Sie kennt mich nicht, muss sich erst in die Geschichte die meine Familie und mich in dieser Stadt umgibt herein finden. Im Augenblick ist es mir gänzlich unmöglich einzuschätzen, wie sie auf die grenzenlose Wahrheit reagieren wird, wie sie mich dann anschauen wird und ob sie überhaupt noch einen Ton mit mir wechseln wird. Jetzt geht es nur darum sie so oft zu Gesicht zu bekommen, wie es mir möglich ist, kaschiert durch lockere Konversationen und belanglose Gespräche, ehe wir in die tiefen Gewässer der Wahrheit vordringen. Sie hat es verdient zu erfahren, wer ich bin - wer meine Familie ist - bevor wir unsere Beziehung vertiefen. Aber was für eine Beziehung strebt sie überhaupt an? Will sie sich überhaupt näher mit mir befassen oder ist sie auf lockere Affären aus?

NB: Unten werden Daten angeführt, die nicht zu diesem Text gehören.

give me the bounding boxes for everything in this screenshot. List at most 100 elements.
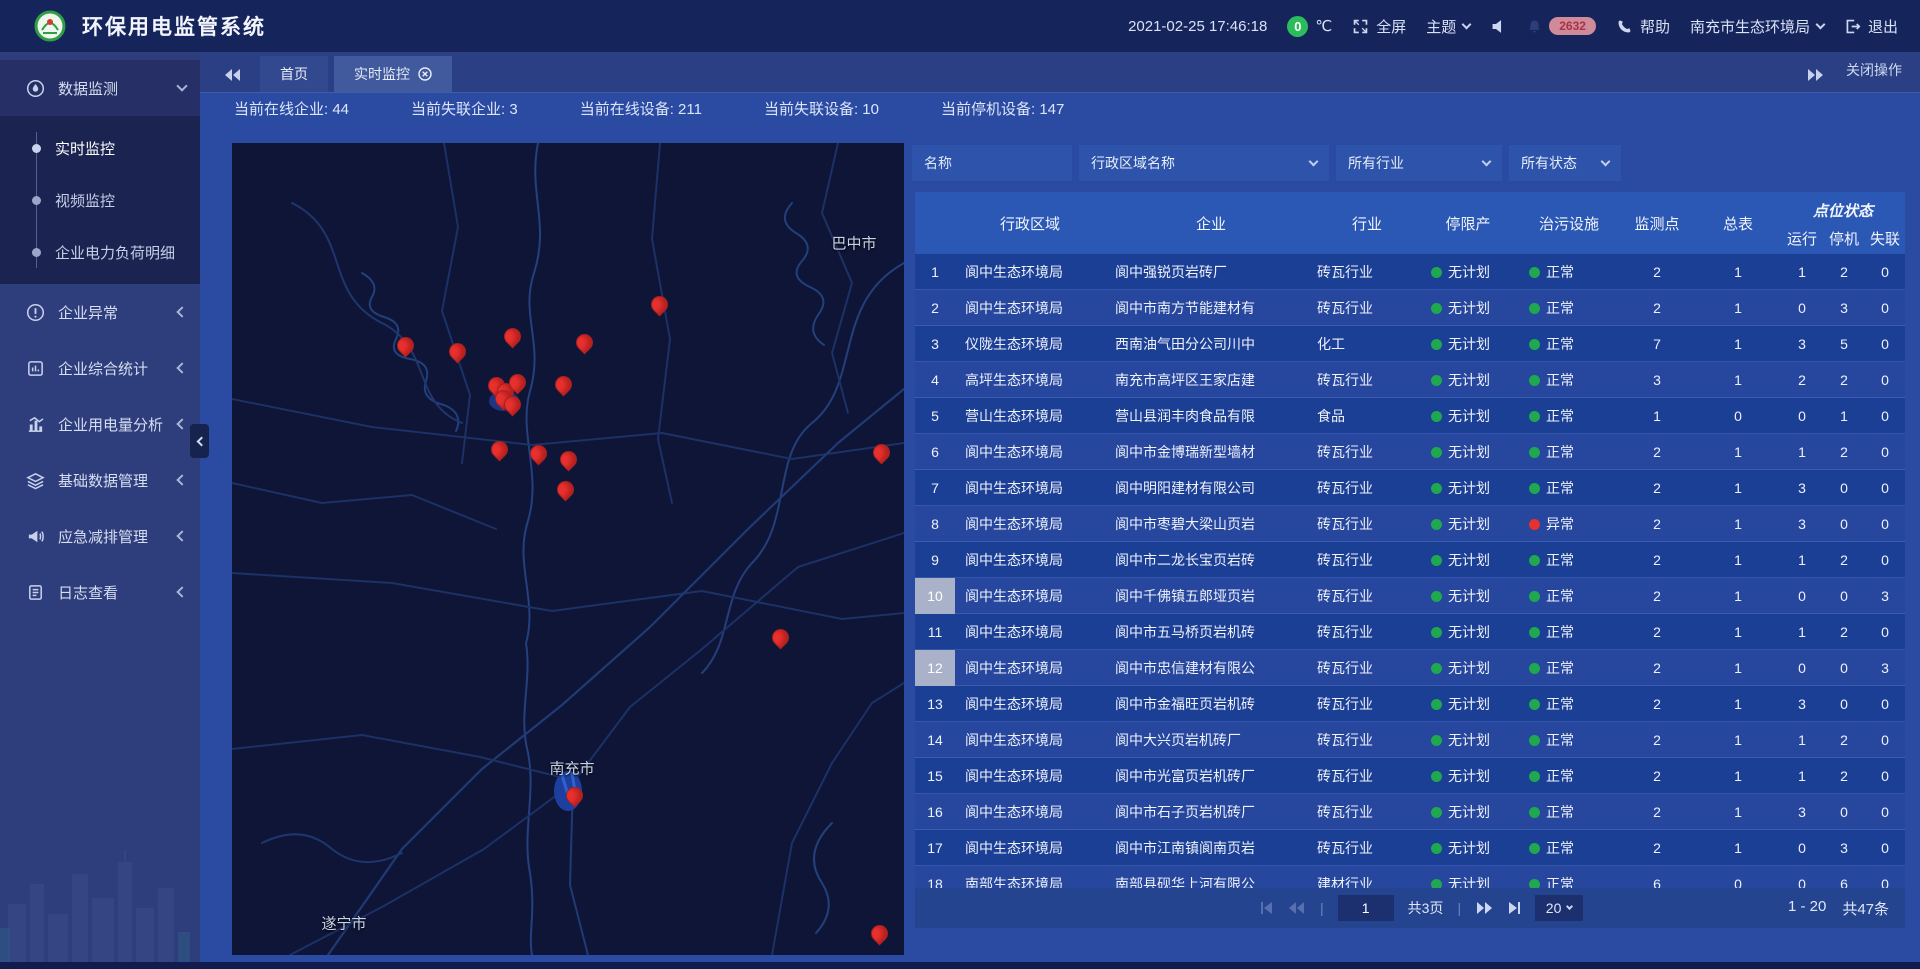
notifications[interactable]: 2632	[1527, 17, 1596, 35]
table-row-4[interactable]: 4高坪生态环境局南充市高坪区王家店建砖瓦行业无计划正常31220	[915, 362, 1905, 398]
table-row-6[interactable]: 6阆中生态环境局阆中市金博瑞新型墙材砖瓦行业无计划正常21120	[915, 434, 1905, 470]
cell-company: 南部县砚华上河有限公	[1105, 874, 1317, 888]
row-number: 3	[915, 326, 955, 362]
table-row-3[interactable]: 3仪陇生态环境局西南油气田分公司川中化工无计划正常71350	[915, 326, 1905, 362]
table-row-17[interactable]: 17阆中生态环境局阆中市江南镇阆南页岩砖瓦行业无计划正常21030	[915, 830, 1905, 866]
map-canvas[interactable]: 巴中市南充市遂宁市	[232, 143, 904, 955]
cell-offline: 0	[1865, 300, 1905, 316]
bottom-edge	[0, 962, 1920, 969]
cell-company: 阆中市石子页岩机砖厂	[1105, 802, 1317, 822]
table-row-11[interactable]: 11阆中生态环境局阆中市五马桥页岩机砖砖瓦行业无计划正常21120	[915, 614, 1905, 650]
sidebar-item-0[interactable]: 数据监测	[0, 60, 200, 116]
table-row-13[interactable]: 13阆中生态环境局阆中市金福旺页岩机砖砖瓦行业无计划正常21300	[915, 686, 1905, 722]
name-filter-input[interactable]	[912, 145, 1072, 181]
status-dot-green	[1431, 303, 1442, 314]
cell-points: 2	[1619, 588, 1695, 604]
fullscreen-button[interactable]: 全屏	[1352, 16, 1406, 37]
cell-offline: 0	[1865, 840, 1905, 856]
org-dropdown[interactable]: 南充市生态环境局	[1690, 16, 1824, 37]
table-row-18[interactable]: 18南部生态环境局南部县砚华上河有限公建材行业无计划正常60060	[915, 866, 1905, 888]
status-filter-select[interactable]: 所有状态	[1509, 145, 1621, 181]
table-row-5[interactable]: 5营山生态环境局营山县润丰肉食品有限食品无计划正常10010	[915, 398, 1905, 434]
cell-run: 3	[1781, 804, 1823, 820]
theme-dropdown[interactable]: 主题	[1426, 16, 1470, 37]
sidebar-item-5[interactable]: 应急减排管理	[0, 508, 200, 564]
cell-meters: 1	[1695, 480, 1781, 496]
sidebar-subitem-0-2[interactable]: 企业电力负荷明细	[0, 226, 200, 278]
sidebar-item-1[interactable]: 企业异常	[0, 284, 200, 340]
cell-points: 2	[1619, 696, 1695, 712]
chevron-down-icon	[176, 80, 187, 91]
sidebar-item-6[interactable]: 日志查看	[0, 564, 200, 620]
cell-facility: 异常	[1519, 514, 1619, 534]
cell-district: 营山生态环境局	[955, 406, 1105, 426]
industry-filter-select[interactable]: 所有行业	[1336, 145, 1502, 181]
logout-button[interactable]: 退出	[1844, 16, 1898, 37]
cell-district: 阆中生态环境局	[955, 550, 1105, 570]
prev-page-button[interactable]	[1288, 901, 1306, 915]
page-number-input[interactable]	[1338, 895, 1394, 921]
stat-item-1: 当前失联企业: 3	[411, 98, 518, 119]
col-points: 监测点	[1619, 213, 1695, 234]
cell-company: 阆中市枣碧大梁山页岩	[1105, 514, 1317, 534]
last-page-button[interactable]	[1507, 901, 1521, 915]
sidebar-subitem-0-1[interactable]: 视频监控	[0, 174, 200, 226]
sidebar-collapse-button[interactable]	[190, 424, 209, 458]
row-number: 13	[915, 686, 955, 722]
tab-close-icon[interactable]	[418, 67, 432, 81]
table-row-9[interactable]: 9阆中生态环境局阆中市二龙长宝页岩砖砖瓦行业无计划正常21120	[915, 542, 1905, 578]
table-row-7[interactable]: 7阆中生态环境局阆中明阳建材有限公司砖瓦行业无计划正常21300	[915, 470, 1905, 506]
cell-district: 阆中生态环境局	[955, 298, 1105, 318]
cell-district: 阆中生态环境局	[955, 442, 1105, 462]
cell-facility: 正常	[1519, 406, 1619, 426]
cell-production: 无计划	[1417, 334, 1519, 354]
first-page-icon	[1260, 901, 1274, 915]
status-dot-green	[1529, 807, 1540, 818]
cell-production: 无计划	[1417, 874, 1519, 888]
log-icon	[26, 583, 45, 602]
chevron-left-icon	[176, 586, 187, 597]
close-operations-button[interactable]: 关闭操作	[1846, 60, 1902, 80]
tabs-scroll-left-button[interactable]	[224, 68, 242, 82]
sidebar-subitem-0-0[interactable]: 实时监控	[0, 122, 200, 174]
table-row-12[interactable]: 12阆中生态环境局阆中市忠信建材有限公砖瓦行业无计划正常21003	[915, 650, 1905, 686]
table-row-15[interactable]: 15阆中生态环境局阆中市光富页岩机砖厂砖瓦行业无计划正常21120	[915, 758, 1905, 794]
cell-meters: 1	[1695, 840, 1781, 856]
mute-button[interactable]	[1490, 18, 1507, 35]
page-size-select[interactable]: 20	[1535, 895, 1583, 921]
region-filter-select[interactable]: 行政区域名称	[1079, 145, 1329, 181]
tabs: 首页实时监控	[260, 56, 1806, 92]
cell-stop: 0	[1823, 480, 1865, 496]
cell-points: 2	[1619, 552, 1695, 568]
sidebar-item-4[interactable]: 基础数据管理	[0, 452, 200, 508]
first-page-button[interactable]	[1260, 901, 1274, 915]
sidebar-item-2[interactable]: 企业综合统计	[0, 340, 200, 396]
cell-run: 1	[1781, 624, 1823, 640]
status-dot-red	[1529, 519, 1540, 530]
cell-company: 阆中市金博瑞新型墙材	[1105, 442, 1317, 462]
cell-production: 无计划	[1417, 478, 1519, 498]
next-page-button[interactable]	[1475, 901, 1493, 915]
row-number: 17	[915, 830, 955, 866]
tabs-scroll-right-button[interactable]	[1806, 68, 1824, 82]
table-row-14[interactable]: 14阆中生态环境局阆中大兴页岩机砖厂砖瓦行业无计划正常21120	[915, 722, 1905, 758]
tab-1[interactable]: 实时监控	[334, 56, 452, 92]
status-dot-green	[1431, 771, 1442, 782]
table-row-10[interactable]: 10阆中生态环境局阆中千佛镇五郎垭页岩砖瓦行业无计划正常21003	[915, 578, 1905, 614]
last-page-icon	[1507, 901, 1521, 915]
tab-0[interactable]: 首页	[260, 56, 328, 92]
table-row-2[interactable]: 2阆中生态环境局阆中市南方节能建材有砖瓦行业无计划正常21030	[915, 290, 1905, 326]
status-dot-green	[1431, 267, 1442, 278]
app-title: 环保用电监管系统	[82, 11, 266, 41]
sidebar-item-3[interactable]: 企业用电量分析	[0, 396, 200, 452]
help-button[interactable]: 帮助	[1616, 16, 1670, 37]
table-row-16[interactable]: 16阆中生态环境局阆中市石子页岩机砖厂砖瓦行业无计划正常21300	[915, 794, 1905, 830]
cell-company: 营山县润丰肉食品有限	[1105, 406, 1317, 426]
cell-stop: 3	[1823, 840, 1865, 856]
cell-district: 高坪生态环境局	[955, 370, 1105, 390]
cell-meters: 1	[1695, 516, 1781, 532]
cell-facility: 正常	[1519, 370, 1619, 390]
table-row-1[interactable]: 1阆中生态环境局阆中强锐页岩砖厂砖瓦行业无计划正常21120	[915, 254, 1905, 290]
cell-production: 无计划	[1417, 370, 1519, 390]
table-row-8[interactable]: 8阆中生态环境局阆中市枣碧大梁山页岩砖瓦行业无计划异常21300	[915, 506, 1905, 542]
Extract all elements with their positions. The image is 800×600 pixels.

Reja wirkt nicht wie eine Frau die sich nur auf bedeutungslose Liebschaften stürzt. Sie will Liebe, begehrt werden. Ununterbrochenes Verlangen nach dem Herz einer anderen Person, gemeinsame Kämpfe und die Findung von Stärken eines Teams, empfinden. Ein Gefecht um die bedeutungsvollen Emotionen der Person die man am meisten liebt. Das Ringen der Leidenschaft, des Genuss und unzählige kleine Tode.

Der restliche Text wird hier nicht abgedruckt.